Come spiegato dall’Inps, essa consiste in «un trattamento economico equiparato a quanto previsto in caso di malattia comune sulla base della normativa di riferimento». Dall’inizio della pandemia, l’indennità ha costituito una forma di tutela riconosciuta a chi fosse impossibilitato a lavorare – affinché non dovesse usare ferie o permessi – mediante l’assimilazione alla malattia dei periodi di assenza dovuti a “quarantena con sorveglianza attiva” o “permanenza domiciliare fiduciaria con sorveglianza attiva” o “quarantena precauzionale” (messaggio Inps n. 2584/2020). Tale tutela è prevista per i lavoratori dipendenti del settore privato (mentre per quelli pubblici, sempre in base al decreto Cura Italia, l’assenza per le cause indicate è equiparata a ricovero ospedaliero). L’indennità non spetta solo «nei casi in cui il lavoratore in quarantena continui a svolgere (…) l’attività presso il proprio domicilio, mediante forme di lavoro alternative alla presenza in ufficio. In tale circostanza, infatti, non ha luogo la sospensione dell’attività lavorativa e viene erogata la normale retribuzione» (messaggio Inps n. 3653/2020).

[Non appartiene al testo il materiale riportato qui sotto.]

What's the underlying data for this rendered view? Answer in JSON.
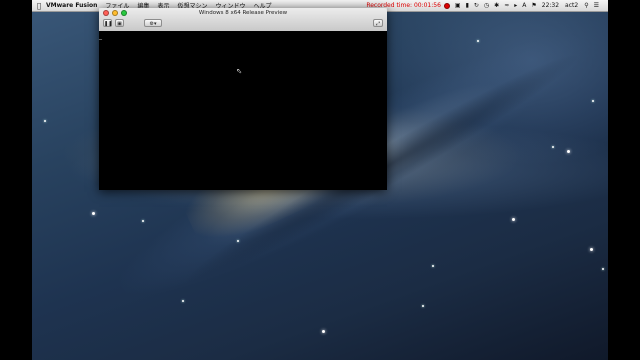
{
  "menubar": {
    "app_name": "VMware Fusion",
    "menu_items": [
      "ファイル",
      "編集",
      "表示",
      "仮想マシン",
      "ウィンドウ",
      "ヘルプ"
    ],
    "recording_label": "Recorded time: 00:01:56",
    "clock": "22:32",
    "user": "act2",
    "input_indicator": "A"
  },
  "vm_window": {
    "title": "Windows 8 x64 Release Preview"
  },
  "colors": {
    "recording": "#dd0000",
    "close_light": "#ff5f57",
    "minimize_light": "#ffbd2e",
    "zoom_light": "#28c940"
  }
}
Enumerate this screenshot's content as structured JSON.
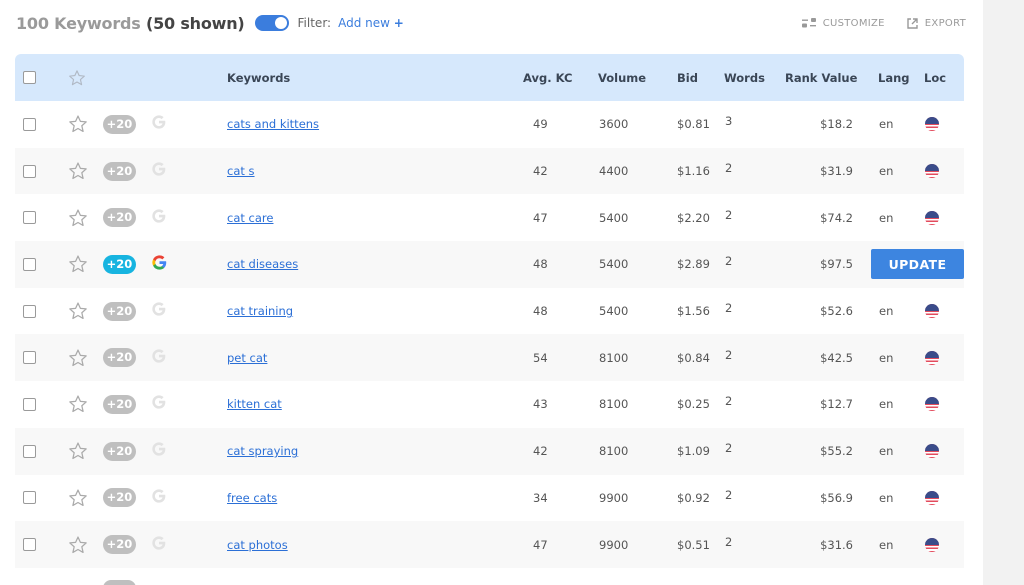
{
  "header": {
    "total_label": "100 Keywords",
    "shown_label": "(50 shown)",
    "toggle_on": true,
    "filter_label": "Filter:",
    "add_new_label": "Add new",
    "add_new_icon": "+",
    "customize_label": "CUSTOMIZE",
    "export_label": "EXPORT"
  },
  "table": {
    "columns": [
      "Keywords",
      "Avg. KC",
      "Volume",
      "Bid",
      "Words",
      "Rank Value",
      "Lang",
      "Loc"
    ],
    "update_label": "UPDATE",
    "rows": [
      {
        "keyword": "cats and kittens",
        "kc": "49",
        "volume": "3600",
        "bid": "$0.81",
        "words": "3",
        "rank": "$18.2",
        "lang": "en",
        "badge": "+20",
        "active": false
      },
      {
        "keyword": "cat s",
        "kc": "42",
        "volume": "4400",
        "bid": "$1.16",
        "words": "2",
        "rank": "$31.9",
        "lang": "en",
        "badge": "+20",
        "active": false
      },
      {
        "keyword": "cat care",
        "kc": "47",
        "volume": "5400",
        "bid": "$2.20",
        "words": "2",
        "rank": "$74.2",
        "lang": "en",
        "badge": "+20",
        "active": false
      },
      {
        "keyword": "cat diseases",
        "kc": "48",
        "volume": "5400",
        "bid": "$2.89",
        "words": "2",
        "rank": "$97.5",
        "lang": "",
        "badge": "+20",
        "active": true
      },
      {
        "keyword": "cat training",
        "kc": "48",
        "volume": "5400",
        "bid": "$1.56",
        "words": "2",
        "rank": "$52.6",
        "lang": "en",
        "badge": "+20",
        "active": false
      },
      {
        "keyword": "pet cat",
        "kc": "54",
        "volume": "8100",
        "bid": "$0.84",
        "words": "2",
        "rank": "$42.5",
        "lang": "en",
        "badge": "+20",
        "active": false
      },
      {
        "keyword": "kitten cat",
        "kc": "43",
        "volume": "8100",
        "bid": "$0.25",
        "words": "2",
        "rank": "$12.7",
        "lang": "en",
        "badge": "+20",
        "active": false
      },
      {
        "keyword": "cat spraying",
        "kc": "42",
        "volume": "8100",
        "bid": "$1.09",
        "words": "2",
        "rank": "$55.2",
        "lang": "en",
        "badge": "+20",
        "active": false
      },
      {
        "keyword": "free cats",
        "kc": "34",
        "volume": "9900",
        "bid": "$0.92",
        "words": "2",
        "rank": "$56.9",
        "lang": "en",
        "badge": "+20",
        "active": false
      },
      {
        "keyword": "cat photos",
        "kc": "47",
        "volume": "9900",
        "bid": "$0.51",
        "words": "2",
        "rank": "$31.6",
        "lang": "en",
        "badge": "+20",
        "active": false
      }
    ]
  },
  "colors": {
    "accent": "#3b7ddd",
    "header_bg": "#d6e8fc",
    "badge_active": "#17b4e0",
    "badge_inactive": "#bfbfbf",
    "update_button": "#3d85e0"
  }
}
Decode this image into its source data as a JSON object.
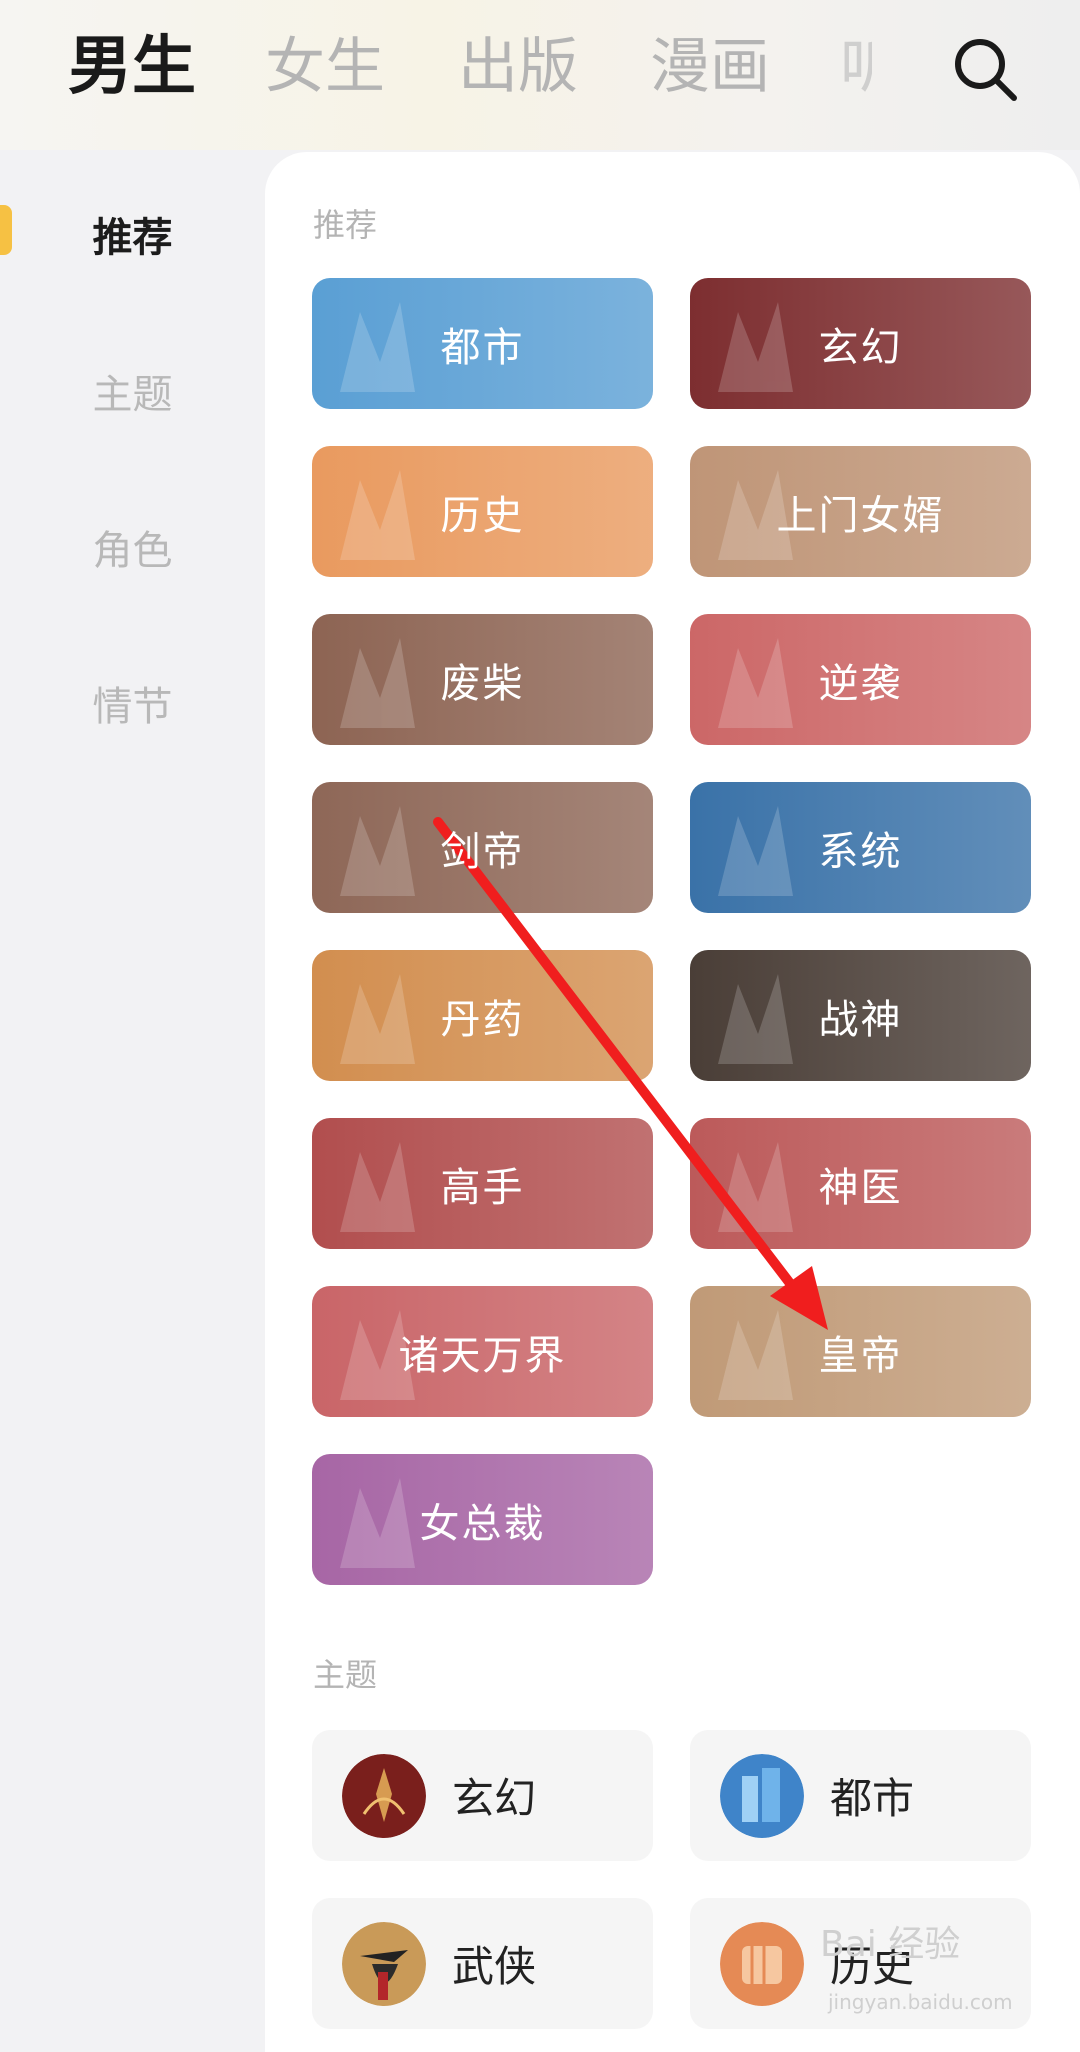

Oggi si pongono, pertanto, i medesimi problemi che si erano presentati nei mesi scorsi, sempre per il mancato finanziamento della misura. Ancora una volta, non è venuta meno l’equiparazione della quarantena alla malattia, ma il governo non ha stanziato i fondi per coprirla economicamente. Insomma, in una serie di ipotesi - previste dal ministero della Salute - c’è l’obbligo di quarantena, ma non l’indennità di quarantena.
Chi potrà svolgere la propria attività da remoto continuerà a percepire la retribuzione ordinaria. Mentre chi può lavorare solo in presenza, ma è tenuto a stare a casa in quarantena, non riceverà i fondi dell’indennità a carico dell’Inps. Pertanto, a meno che il datore di lavoro non sostenga interamente la spesa dell’assenza del lavoratore, quest’ultimo dovrà utilizzare ferie o permessi, sempre che ne disponga.
Alto è il rischio che, per evitare di stare in quarantena e doverne subire le conseguenze sul piano economico, il lavoratore dissimuli la propria condizione di “contatto stretto”, e continui a operare in presenza, rappresentando così un pericolo per tutti gli altri. La pandemia non è finita, e servono interventi regolatori che incentivino non solo le vaccinazioni, ma anche le precauzioni. Riguardo alla quarantena pare non ve ne sia molta consapevolezza.